Goals & Significance
This project aims at interoperability of the Swiss personalized health research infrastructure network by subjecting routinely acquired patient biopsies and clinical covariates across multiple centers to a central, standardized and integrated analysis workflow. This interoperability enabling pipeline will be made available for future studies by technology translation to dedicated facilities at ETHZ/UZH and by data exposition in the SPHN/SIB coordinated BioMedIT infrastructure. Our vision is to open this pipeline to all clinical centers nationally, as well as other disease classes and to implement routine procedures across Switzerland for sampling and bio banking.

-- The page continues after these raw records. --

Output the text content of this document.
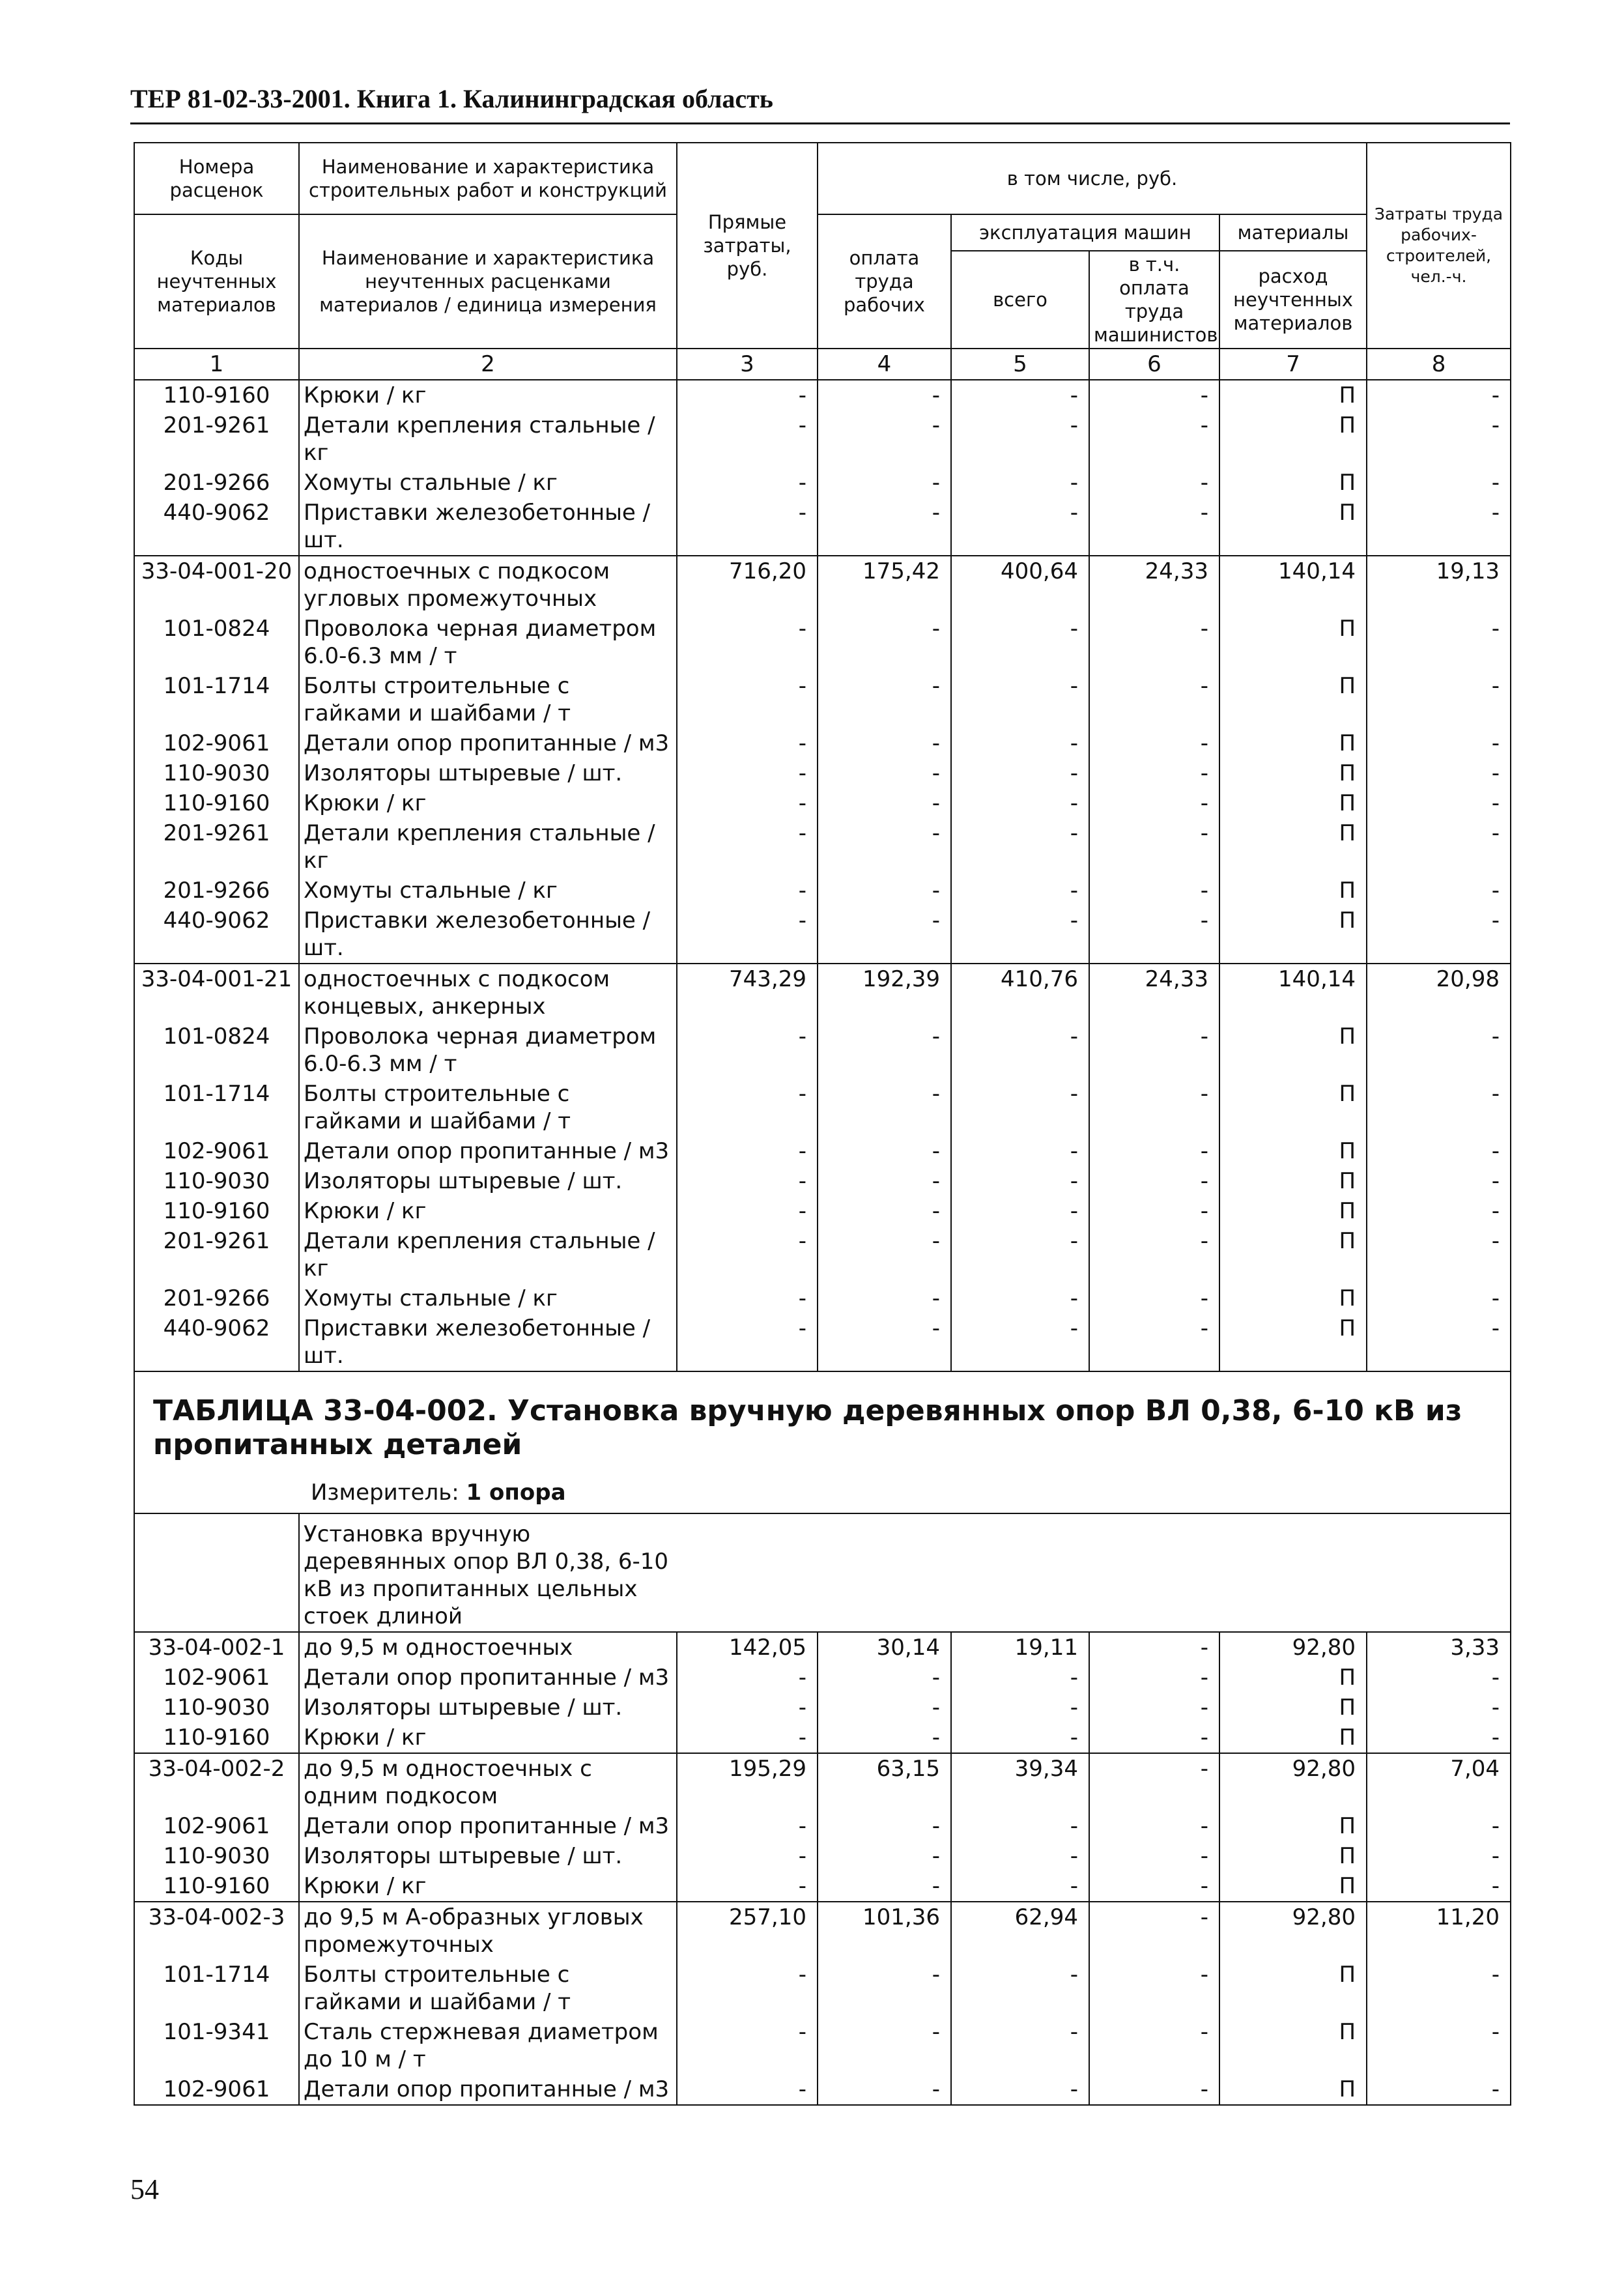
ТЕР 81-02-33-2001. Книга 1. Калининградская область
Номера расценок	Наименование и характеристика строительных работ и конструкций	Прямые затраты, руб.	в том числе, руб.				Затраты труда рабочих-строителей, чел.-ч.
Коды неучтенных материалов	Наименование и характеристика неучтенных расценками материалов / единица измерения		оплата труда рабочих	эксплуатация машин		материалы	
				всего	в т.ч. оплата труда машинистов	расход неучтенных материалов	
1	2	3	4	5	6	7	8
110-9160	Крюки / кг	-	-	-	-	П	-
201-9261	Детали крепления стальные / кг	-	-	-	-	П	-
201-9266	Хомуты стальные / кг	-	-	-	-	П	-
440-9062	Приставки железобетонные / шт.	-	-	-	-	П	-
33-04-001-20	одностоечных с подкосом угловых промежуточных	716,20	175,42	400,64	24,33	140,14	19,13
101-0824	Проволока черная диаметром 6.0-6.3 мм / т	-	-	-	-	П	-
101-1714	Болты строительные с гайками и шайбами / т	-	-	-	-	П	-
102-9061	Детали опор пропитанные / м3	-	-	-	-	П	-
110-9030	Изоляторы штыревые / шт.	-	-	-	-	П	-
110-9160	Крюки / кг	-	-	-	-	П	-
201-9261	Детали крепления стальные / кг	-	-	-	-	П	-
201-9266	Хомуты стальные / кг	-	-	-	-	П	-
440-9062	Приставки железобетонные / шт.	-	-	-	-	П	-
33-04-001-21	одностоечных с подкосом концевых, анкерных	743,29	192,39	410,76	24,33	140,14	20,98
101-0824	Проволока черная диаметром 6.0-6.3 мм / т	-	-	-	-	П	-
101-1714	Болты строительные с гайками и шайбами / т	-	-	-	-	П	-
102-9061	Детали опор пропитанные / м3	-	-	-	-	П	-
110-9030	Изоляторы штыревые / шт.	-	-	-	-	П	-
110-9160	Крюки / кг	-	-	-	-	П	-
201-9261	Детали крепления стальные / кг	-	-	-	-	П	-
201-9266	Хомуты стальные / кг	-	-	-	-	П	-
440-9062	Приставки железобетонные / шт.	-	-	-	-	П	-

ТАБЛИЦА 33-04-002. Установка вручную деревянных опор ВЛ 0,38, 6-10 кВ из пропитанных деталей
Измеритель: 1 опора							

	Установка вручную деревянных опор ВЛ 0,38, 6-10 кВ из пропитанных цельных стоек длиной						

33-04-002-1	до 9,5 м одностоечных	142,05	30,14	19,11	-	92,80	3,33
102-9061	Детали опор пропитанные / м3	-	-	-	-	П	-
110-9030	Изоляторы штыревые / шт.	-	-	-	-	П	-
110-9160	Крюки / кг	-	-	-	-	П	-
33-04-002-2	до 9,5 м одностоечных с одним подкосом	195,29	63,15	39,34	-	92,80	7,04
102-9061	Детали опор пропитанные / м3	-	-	-	-	П	-
110-9030	Изоляторы штыревые / шт.	-	-	-	-	П	-
110-9160	Крюки / кг	-	-	-	-	П	-
33-04-002-3	до 9,5 м А-образных угловых промежуточных	257,10	101,36	62,94	-	92,80	11,20
101-1714	Болты строительные с гайками и шайбами / т	-	-	-	-	П	-
101-9341	Сталь стержневая диаметром до 10 м / т	-	-	-	-	П	-
102-9061	Детали опор пропитанные / м3	-	-	-	-	П	-
54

PRECISE aims at identification of such biomarkers and stratifiers and proposes to acquire liquid and solid biopsies from patients suffering from chronic inflammatory disease, with a focus on those treated with immunotherapy. This material will be part of multiple independently ongoing clinical studies carried out in various Swiss clinical institutions, namely university hospitals in Zürich, Basel, Bern and Lausanne. High-dimensional single cell cytometry combined with computer-aided analysis will be used to identify cell type signatures, i.e. possibly rare, disease relevant cell subpopulations as reliable biomarkers and novel therapeutic targets. Further, identified signature cell types will be subjected to proteomic mass spectrometric analysis and epigenetic screening to provide an in depth view of the biochemical state of disease-relevant cell types. Upon validation in independent patient cohorts, this information will then be used to stratify patients prior to immunotherapy to maximize the therapeutic impact and to minimize adverse effects as well as to provide new personalized therapeutic targets for immune intervention across the Swiss wide patient population.